KYIV, Ukraine (AFP) — Two Russian soldiers were both sentenced to more than 11 years in jail on Tuesday after a Ukrainian court found them guilty of firing artillery at civilian areas.
The verdict comes one week after a court in the capital Kyiv handed a 21-year-old Russian solider a life sentence for killing a civilian — the country’s first judicial reckoning on Russia’s invasion.
Alexander Bobykin and Alexander Ivanov, the servicemen convicted on Tuesday in the central region of Poltava, were on trial for violating norms and customs of warfare.
“The Kotelevsky District Court in the Poltava region sentenced them to 11 years and six months in prison,” the Ukrainian prosecutor general said in a statement on social media.
Her office distributed a blurred picture of two men with shaved heads wearing casual clothing and sitting in a transparent box for defendants in the courtroom.
Ukrainian news agency Interfax reported that both defendants had pleaded guilty to firing Grad missiles on two villages in the north-eastern Kharkiv region — Kozacha Lopan and Veterynarne — in the early days of the war.

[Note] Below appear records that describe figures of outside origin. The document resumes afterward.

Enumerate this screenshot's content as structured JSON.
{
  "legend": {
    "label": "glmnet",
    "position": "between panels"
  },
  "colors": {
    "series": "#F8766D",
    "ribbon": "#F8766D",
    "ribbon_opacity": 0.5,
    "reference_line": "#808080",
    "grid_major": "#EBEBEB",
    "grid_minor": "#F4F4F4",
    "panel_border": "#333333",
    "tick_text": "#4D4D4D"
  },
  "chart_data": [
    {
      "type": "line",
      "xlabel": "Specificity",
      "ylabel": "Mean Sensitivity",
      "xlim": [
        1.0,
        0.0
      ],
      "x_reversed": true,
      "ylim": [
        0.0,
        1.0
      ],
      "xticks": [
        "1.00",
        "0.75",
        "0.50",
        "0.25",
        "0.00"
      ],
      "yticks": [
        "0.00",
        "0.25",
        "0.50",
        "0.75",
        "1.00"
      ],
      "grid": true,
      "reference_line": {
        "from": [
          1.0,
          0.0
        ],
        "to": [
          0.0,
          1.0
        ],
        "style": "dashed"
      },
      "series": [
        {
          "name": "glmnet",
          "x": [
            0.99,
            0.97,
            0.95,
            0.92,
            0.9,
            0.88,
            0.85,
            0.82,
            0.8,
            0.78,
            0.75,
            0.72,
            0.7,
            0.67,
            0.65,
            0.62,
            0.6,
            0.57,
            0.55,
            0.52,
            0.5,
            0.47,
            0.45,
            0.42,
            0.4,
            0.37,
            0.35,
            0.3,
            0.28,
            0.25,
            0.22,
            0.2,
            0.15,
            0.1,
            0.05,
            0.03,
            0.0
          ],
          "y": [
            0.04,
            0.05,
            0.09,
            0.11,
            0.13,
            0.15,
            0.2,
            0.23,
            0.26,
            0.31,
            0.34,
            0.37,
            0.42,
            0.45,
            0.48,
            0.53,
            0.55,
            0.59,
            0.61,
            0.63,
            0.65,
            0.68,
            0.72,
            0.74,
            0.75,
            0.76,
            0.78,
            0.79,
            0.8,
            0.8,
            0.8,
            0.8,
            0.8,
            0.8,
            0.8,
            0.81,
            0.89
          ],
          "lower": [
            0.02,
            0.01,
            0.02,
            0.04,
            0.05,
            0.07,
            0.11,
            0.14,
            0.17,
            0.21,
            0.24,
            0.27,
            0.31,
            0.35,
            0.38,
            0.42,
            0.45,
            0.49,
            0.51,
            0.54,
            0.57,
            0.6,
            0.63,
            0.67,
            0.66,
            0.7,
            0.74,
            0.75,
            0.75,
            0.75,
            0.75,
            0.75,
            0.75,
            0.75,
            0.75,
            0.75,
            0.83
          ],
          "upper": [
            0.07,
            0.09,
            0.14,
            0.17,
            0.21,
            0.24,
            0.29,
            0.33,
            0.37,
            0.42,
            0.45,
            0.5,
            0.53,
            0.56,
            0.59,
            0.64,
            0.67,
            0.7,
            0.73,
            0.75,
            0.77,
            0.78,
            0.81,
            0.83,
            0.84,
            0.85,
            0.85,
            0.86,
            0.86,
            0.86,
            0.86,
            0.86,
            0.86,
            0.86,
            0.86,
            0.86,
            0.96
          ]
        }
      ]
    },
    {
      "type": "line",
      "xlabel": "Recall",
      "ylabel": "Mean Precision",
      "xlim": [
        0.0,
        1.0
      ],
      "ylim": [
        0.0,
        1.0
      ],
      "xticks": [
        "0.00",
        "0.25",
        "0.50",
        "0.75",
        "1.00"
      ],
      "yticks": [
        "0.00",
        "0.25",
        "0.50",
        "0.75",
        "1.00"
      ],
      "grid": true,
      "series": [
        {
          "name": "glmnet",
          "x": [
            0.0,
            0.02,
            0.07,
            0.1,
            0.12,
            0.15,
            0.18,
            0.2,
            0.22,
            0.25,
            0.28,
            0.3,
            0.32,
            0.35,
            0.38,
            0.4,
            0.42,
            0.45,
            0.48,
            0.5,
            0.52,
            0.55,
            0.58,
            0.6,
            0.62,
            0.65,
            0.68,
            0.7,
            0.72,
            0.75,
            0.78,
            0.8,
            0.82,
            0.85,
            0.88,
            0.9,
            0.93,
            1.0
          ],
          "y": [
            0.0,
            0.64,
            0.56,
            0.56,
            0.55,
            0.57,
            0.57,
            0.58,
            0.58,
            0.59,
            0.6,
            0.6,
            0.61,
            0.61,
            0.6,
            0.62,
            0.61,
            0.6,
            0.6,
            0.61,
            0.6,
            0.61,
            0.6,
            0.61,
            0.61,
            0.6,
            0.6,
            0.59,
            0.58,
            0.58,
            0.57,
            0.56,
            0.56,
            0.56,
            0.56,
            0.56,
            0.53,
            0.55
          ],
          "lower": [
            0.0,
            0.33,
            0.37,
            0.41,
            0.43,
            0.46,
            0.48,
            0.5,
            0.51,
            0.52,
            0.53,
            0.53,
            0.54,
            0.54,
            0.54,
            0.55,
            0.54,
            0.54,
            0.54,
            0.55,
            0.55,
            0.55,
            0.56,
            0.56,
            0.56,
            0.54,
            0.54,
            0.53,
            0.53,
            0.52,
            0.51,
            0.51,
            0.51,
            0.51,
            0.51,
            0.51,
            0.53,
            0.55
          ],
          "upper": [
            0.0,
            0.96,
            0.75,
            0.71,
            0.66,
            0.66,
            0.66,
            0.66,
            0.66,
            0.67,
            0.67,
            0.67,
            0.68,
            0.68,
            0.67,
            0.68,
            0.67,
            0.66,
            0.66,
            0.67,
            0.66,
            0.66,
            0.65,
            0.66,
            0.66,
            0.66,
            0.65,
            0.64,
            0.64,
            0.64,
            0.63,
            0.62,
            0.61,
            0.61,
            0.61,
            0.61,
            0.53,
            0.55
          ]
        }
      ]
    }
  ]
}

It said their legal defence had requested a more lenient sentence, claiming the soldiers had been following orders and acting under duress.
All three verdicts against Russian servicemen in the last week, which followed short trials, are expected to be the first in a wave of trials.
Ukraine says it has opened thousands of investigations into alleged war crimes since Russian President Vladimir Putin ordered troops into Ukraine on February 24.
Rights organisations have voiced hope that Ukrainian trials of Russian soldiers will be impartial and transparent.
Ukraine’s prosecutor general Iryna Venediktova announced this week the country’s first rape case, allegedly committed by a Russian soldier — currently at large.
After the May 23 conviction in Kyiv of 21-year-old Vadim Shishimarin, the Kremlin said it had not received any information about his case during his trial.
“The fate of every Russian citizen is of paramount importance to us,” it said last week.
Ukrainian lawyers representing Russian servicemen say they have not been in contact with legal or military officials in Moscow.